The disadvantages of systems designed to produce such leaders are clear. But what about their advantages? Gaius Marius, it has been recounted, left Rome to tour unseen lands as a private citizen following his unprecedented sixth consulship. Alone and far from home – commanding not a single legion or even a cohort, bearing neither official Roman office nor imperium – Marius confronted the eastern despot Mithridates of Pontus, who had recently invaded Cappadocia. Not caring a whit about Mithridates’ known cruelty and capriciousness, Marius threatened him with war unless he kept to his borders; he then continued along his journey, while Mithridates resolved, for a time at least, not to challenge the city that could produce a man of such boldness and confidence.
Is the student of the American founding not struck with what has been lost with the passing of such regimes as well as with what has been gained? Is there not something glorious as well as frightening about such men (one might almost say such human spectacles) and the regimes capable of producing them? We know that Hamilton thought so, in spite of the compelling reasons he provides for rejecting them.

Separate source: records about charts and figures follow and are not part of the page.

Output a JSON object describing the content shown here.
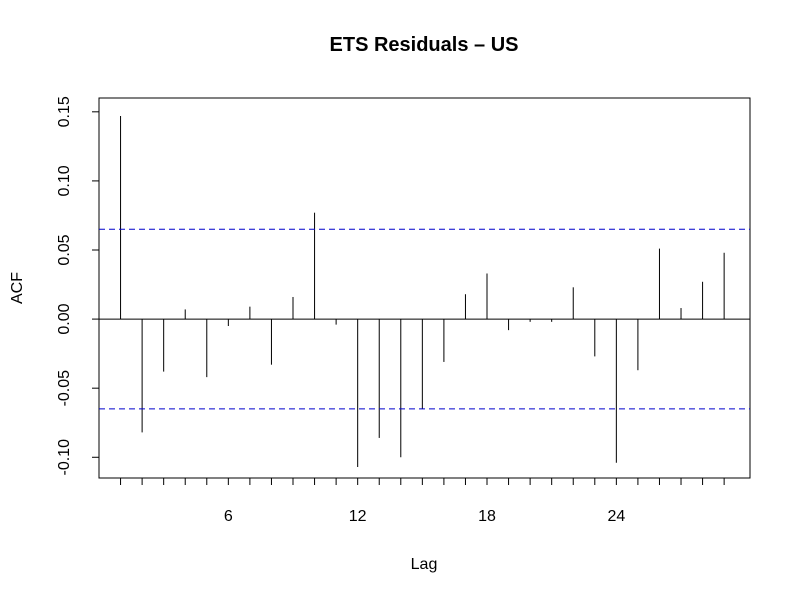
{
  "chart_data": {
    "type": "bar",
    "title": "ETS Residuals – US",
    "xlabel": "Lag",
    "ylabel": "ACF",
    "xlim": [
      0.0,
      30.2
    ],
    "ylim": [
      -0.115,
      0.16
    ],
    "xticks": [
      6,
      12,
      18,
      24
    ],
    "xticks_minor": [
      1,
      2,
      3,
      4,
      5,
      6,
      7,
      8,
      9,
      10,
      11,
      12,
      13,
      14,
      15,
      16,
      17,
      18,
      19,
      20,
      21,
      22,
      23,
      24,
      25,
      26,
      27,
      28,
      29
    ],
    "yticks": [
      -0.1,
      -0.05,
      0.0,
      0.05,
      0.1,
      0.15
    ],
    "ytick_labels": [
      "-0.10",
      "-0.05",
      "0.00",
      "0.05",
      "0.10",
      "0.15"
    ],
    "ci": [
      0.065,
      -0.065
    ],
    "ci_color": "#0000cc",
    "grid": false,
    "lags": [
      1,
      2,
      3,
      4,
      5,
      6,
      7,
      8,
      9,
      10,
      11,
      12,
      13,
      14,
      15,
      16,
      17,
      18,
      19,
      20,
      21,
      22,
      23,
      24,
      25,
      26,
      27,
      28,
      29
    ],
    "values": [
      0.147,
      -0.082,
      -0.038,
      0.007,
      -0.042,
      -0.005,
      0.009,
      -0.033,
      0.016,
      0.077,
      -0.004,
      -0.107,
      -0.086,
      -0.1,
      -0.065,
      -0.031,
      0.018,
      0.033,
      -0.008,
      -0.002,
      -0.002,
      0.023,
      -0.027,
      -0.104,
      -0.037,
      0.051,
      0.008,
      0.027,
      0.048
    ]
  }
}
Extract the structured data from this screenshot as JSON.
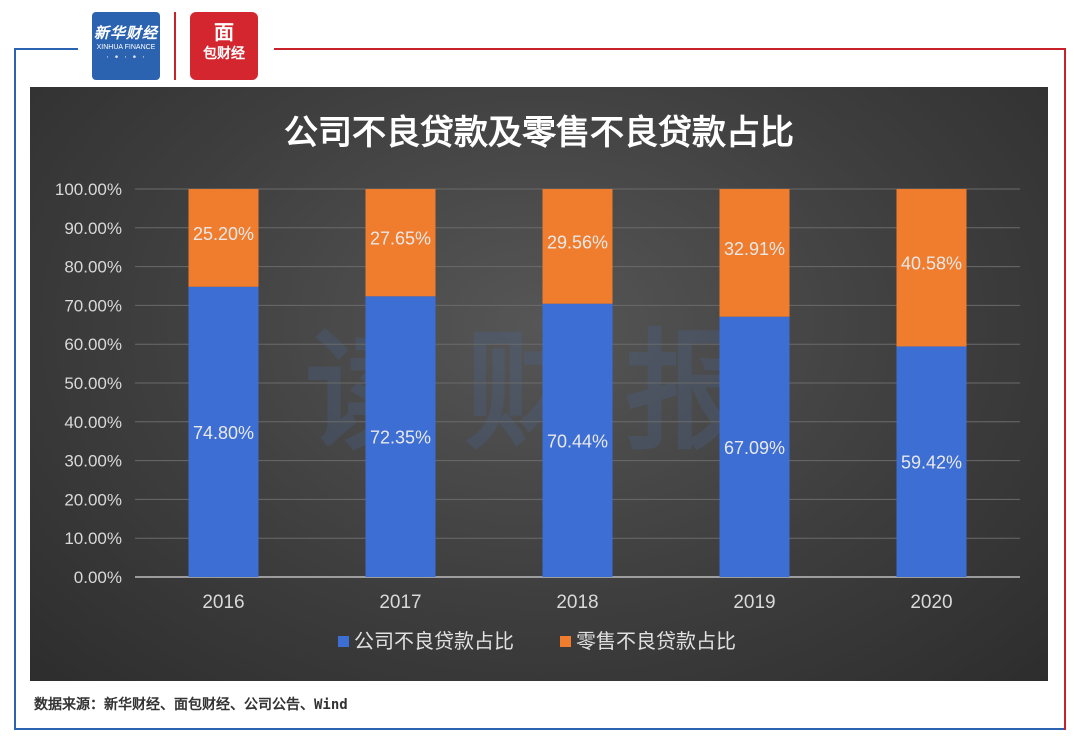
{
  "header": {
    "logo_xinhua_cn": "新华财经",
    "logo_xinhua_en": "XINHUA FINANCE",
    "logo_mianbao_top": "面",
    "logo_mianbao_bottom": "包财经",
    "brand_red": "#c8222b",
    "brand_blue": "#2c63b0"
  },
  "watermark": "读财报",
  "source_text": "数据来源：新华财经、面包财经、公司公告、Wind",
  "chart_data": {
    "type": "bar",
    "stacked": true,
    "title": "公司不良贷款及零售不良贷款占比",
    "categories": [
      "2016",
      "2017",
      "2018",
      "2019",
      "2020"
    ],
    "series": [
      {
        "name": "公司不良贷款占比",
        "values": [
          74.8,
          72.35,
          70.44,
          67.09,
          59.42
        ],
        "labels": [
          "74.80%",
          "72.35%",
          "70.44%",
          "67.09%",
          "59.42%"
        ],
        "color": "#3d6ed4"
      },
      {
        "name": "零售不良贷款占比",
        "values": [
          25.2,
          27.65,
          29.56,
          32.91,
          40.58
        ],
        "labels": [
          "25.20%",
          "27.65%",
          "29.56%",
          "32.91%",
          "40.58%"
        ],
        "color": "#f07d2e"
      }
    ],
    "yticks": [
      "0.00%",
      "10.00%",
      "20.00%",
      "30.00%",
      "40.00%",
      "50.00%",
      "60.00%",
      "70.00%",
      "80.00%",
      "90.00%",
      "100.00%"
    ],
    "ylim": [
      0,
      100
    ],
    "grid": true,
    "legend_position": "bottom"
  }
}
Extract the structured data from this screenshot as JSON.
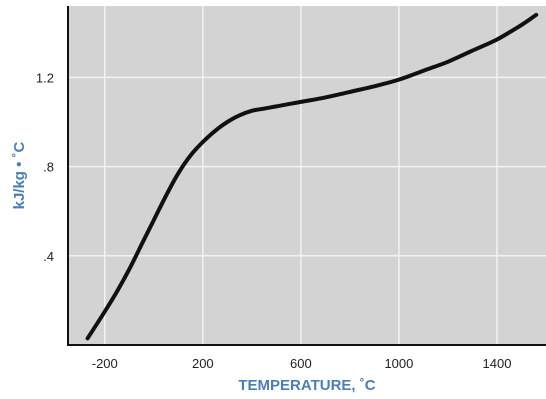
{
  "chart_data": {
    "type": "line",
    "xlabel": "TEMPERATURE, ˚C",
    "ylabel": "kJ/kg • ˚C",
    "xlim": [
      -350,
      1600
    ],
    "ylim": [
      0,
      1.52
    ],
    "x_ticks": [
      {
        "value": -200,
        "label": "-200"
      },
      {
        "value": 200,
        "label": "200"
      },
      {
        "value": 600,
        "label": "600"
      },
      {
        "value": 1000,
        "label": "1000"
      },
      {
        "value": 1400,
        "label": "1400"
      }
    ],
    "y_ticks": [
      {
        "value": 0.4,
        "label": ".4"
      },
      {
        "value": 0.8,
        "label": ".8"
      },
      {
        "value": 1.2,
        "label": "1.2"
      }
    ],
    "grid": true,
    "colors": {
      "plot_background": "#d3d3d3",
      "grid": "#f2f2f2",
      "line": "#111111",
      "axis_title": "#4a7fb5"
    },
    "series": [
      {
        "x": [
          -270,
          -200,
          -150,
          -100,
          -50,
          0,
          50,
          100,
          150,
          200,
          250,
          300,
          350,
          400,
          450,
          500,
          600,
          700,
          800,
          900,
          1000,
          1100,
          1200,
          1300,
          1400,
          1500,
          1560
        ],
        "values": [
          0.03,
          0.15,
          0.24,
          0.34,
          0.45,
          0.56,
          0.67,
          0.77,
          0.85,
          0.91,
          0.96,
          1.0,
          1.03,
          1.05,
          1.06,
          1.07,
          1.09,
          1.11,
          1.135,
          1.16,
          1.19,
          1.23,
          1.27,
          1.32,
          1.37,
          1.435,
          1.48
        ]
      }
    ]
  }
}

In closing let me suggest that those who claim that American civic education is not “open” enough to the “other,” misunderstand the purpose of liberal education, which is neither to venerate nor to subvert, but rather to inquire about the most important matters, regardless of where answers to them may lead. They also misunderstand the nature of the American founding, which was led by men themselves formed by such an education, and therefore well able to engage us in the most serious issues we face as men and women, and as citizens: What is the best way of life? What is the best regime?
Jeffrey D. Wallin is the President of the American Academy for Liberal Education in Washington, D.C.